Eine Tour rund um Ihre Vagina
Da Sie nun wissen, wie alles begann und auf welche Weise Sie zu Ihrer genitalen Ausstattung gekommen sind, wollen wir einmal einen näheren Blick auf all das werfen, was Sie da unten so haben. Und wenn Sie gleich mitschauen möchten, schnappen Sie sich einen Spiegel und los geht’s!
Vulva
Kennen Sie Ihre?
Und wissen Sie, wo sie sich befindet? Die britische Hilfsorganisation The Eve Appeal fand heraus, dass 60 Prozent der von ihr befragten Britinnen nicht in der Lage waren, die Vulva auf einem medizinischen Diagramm zu finden1. Eigentlich kein Wunder, wenn man sich vor Augen führt, wie unzureichend unser Sexualkundeunterricht in der Regel ist.

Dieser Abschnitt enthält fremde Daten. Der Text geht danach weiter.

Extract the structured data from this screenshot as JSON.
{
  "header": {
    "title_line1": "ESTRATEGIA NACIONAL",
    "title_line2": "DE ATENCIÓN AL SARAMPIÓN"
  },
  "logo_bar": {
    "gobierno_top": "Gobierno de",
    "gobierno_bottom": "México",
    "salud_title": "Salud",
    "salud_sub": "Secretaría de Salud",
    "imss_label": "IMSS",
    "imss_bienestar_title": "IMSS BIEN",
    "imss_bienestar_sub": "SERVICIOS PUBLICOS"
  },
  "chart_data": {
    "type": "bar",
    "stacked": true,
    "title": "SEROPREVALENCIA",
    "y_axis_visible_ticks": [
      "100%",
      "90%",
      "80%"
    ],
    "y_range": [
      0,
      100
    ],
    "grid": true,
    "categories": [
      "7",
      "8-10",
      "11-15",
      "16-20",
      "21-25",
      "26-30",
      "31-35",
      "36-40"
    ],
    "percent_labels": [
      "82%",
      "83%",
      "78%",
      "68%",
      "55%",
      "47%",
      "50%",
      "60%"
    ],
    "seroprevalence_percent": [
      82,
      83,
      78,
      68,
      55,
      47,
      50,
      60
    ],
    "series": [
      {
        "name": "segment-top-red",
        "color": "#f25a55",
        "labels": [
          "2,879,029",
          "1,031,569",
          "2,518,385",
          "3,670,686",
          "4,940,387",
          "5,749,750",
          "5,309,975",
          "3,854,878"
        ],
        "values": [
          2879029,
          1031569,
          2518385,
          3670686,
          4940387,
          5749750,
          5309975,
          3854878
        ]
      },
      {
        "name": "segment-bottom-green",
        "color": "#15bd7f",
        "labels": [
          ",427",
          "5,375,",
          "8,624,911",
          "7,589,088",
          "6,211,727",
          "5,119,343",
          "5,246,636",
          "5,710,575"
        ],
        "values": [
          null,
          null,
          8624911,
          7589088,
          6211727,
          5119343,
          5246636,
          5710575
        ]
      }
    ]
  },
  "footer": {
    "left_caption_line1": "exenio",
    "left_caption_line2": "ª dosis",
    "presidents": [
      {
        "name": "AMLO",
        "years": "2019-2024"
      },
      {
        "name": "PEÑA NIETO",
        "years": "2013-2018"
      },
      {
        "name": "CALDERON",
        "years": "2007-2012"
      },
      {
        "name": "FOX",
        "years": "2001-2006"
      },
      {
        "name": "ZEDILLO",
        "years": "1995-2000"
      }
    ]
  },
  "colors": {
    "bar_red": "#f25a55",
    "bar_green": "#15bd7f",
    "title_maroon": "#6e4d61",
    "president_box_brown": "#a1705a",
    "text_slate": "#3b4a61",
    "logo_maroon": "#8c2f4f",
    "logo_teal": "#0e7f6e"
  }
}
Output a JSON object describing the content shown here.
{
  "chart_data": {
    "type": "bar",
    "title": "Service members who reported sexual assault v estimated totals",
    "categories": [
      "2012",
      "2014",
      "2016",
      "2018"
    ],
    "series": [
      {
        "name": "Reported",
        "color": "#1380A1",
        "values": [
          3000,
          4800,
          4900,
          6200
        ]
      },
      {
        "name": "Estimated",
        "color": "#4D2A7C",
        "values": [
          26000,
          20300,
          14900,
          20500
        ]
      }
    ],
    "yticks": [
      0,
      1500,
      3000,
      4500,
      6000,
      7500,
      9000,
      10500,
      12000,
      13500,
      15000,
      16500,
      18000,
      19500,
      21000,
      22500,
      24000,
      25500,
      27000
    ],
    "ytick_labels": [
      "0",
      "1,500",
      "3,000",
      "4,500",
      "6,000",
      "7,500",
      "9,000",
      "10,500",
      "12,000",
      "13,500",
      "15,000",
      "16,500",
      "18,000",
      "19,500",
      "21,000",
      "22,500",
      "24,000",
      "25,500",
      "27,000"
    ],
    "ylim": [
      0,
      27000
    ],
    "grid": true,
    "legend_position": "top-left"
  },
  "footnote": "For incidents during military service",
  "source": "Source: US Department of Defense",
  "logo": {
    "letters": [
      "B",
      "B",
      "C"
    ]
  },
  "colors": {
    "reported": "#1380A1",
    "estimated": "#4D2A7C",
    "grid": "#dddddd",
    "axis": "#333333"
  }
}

Um gar nicht erst lange drumherum zu reden: Mit dem Begriff Vulva – oder auch Scham – bezeichnet man die gesamten äußeren Genitalien, einschließlich des Schamhügels (das ist der Hügel aus Fettgewebe, der sich über Ihrem Schambein befindet und mit Schamhaar bewachsen ist), der inneren und äußeren Schamlippen, der Klitoris mit ihrer wunderhübschen Haube, des Damms und der Öffnungen von Vagina (Scheide) und Harnröhre (wo der Urin austritt).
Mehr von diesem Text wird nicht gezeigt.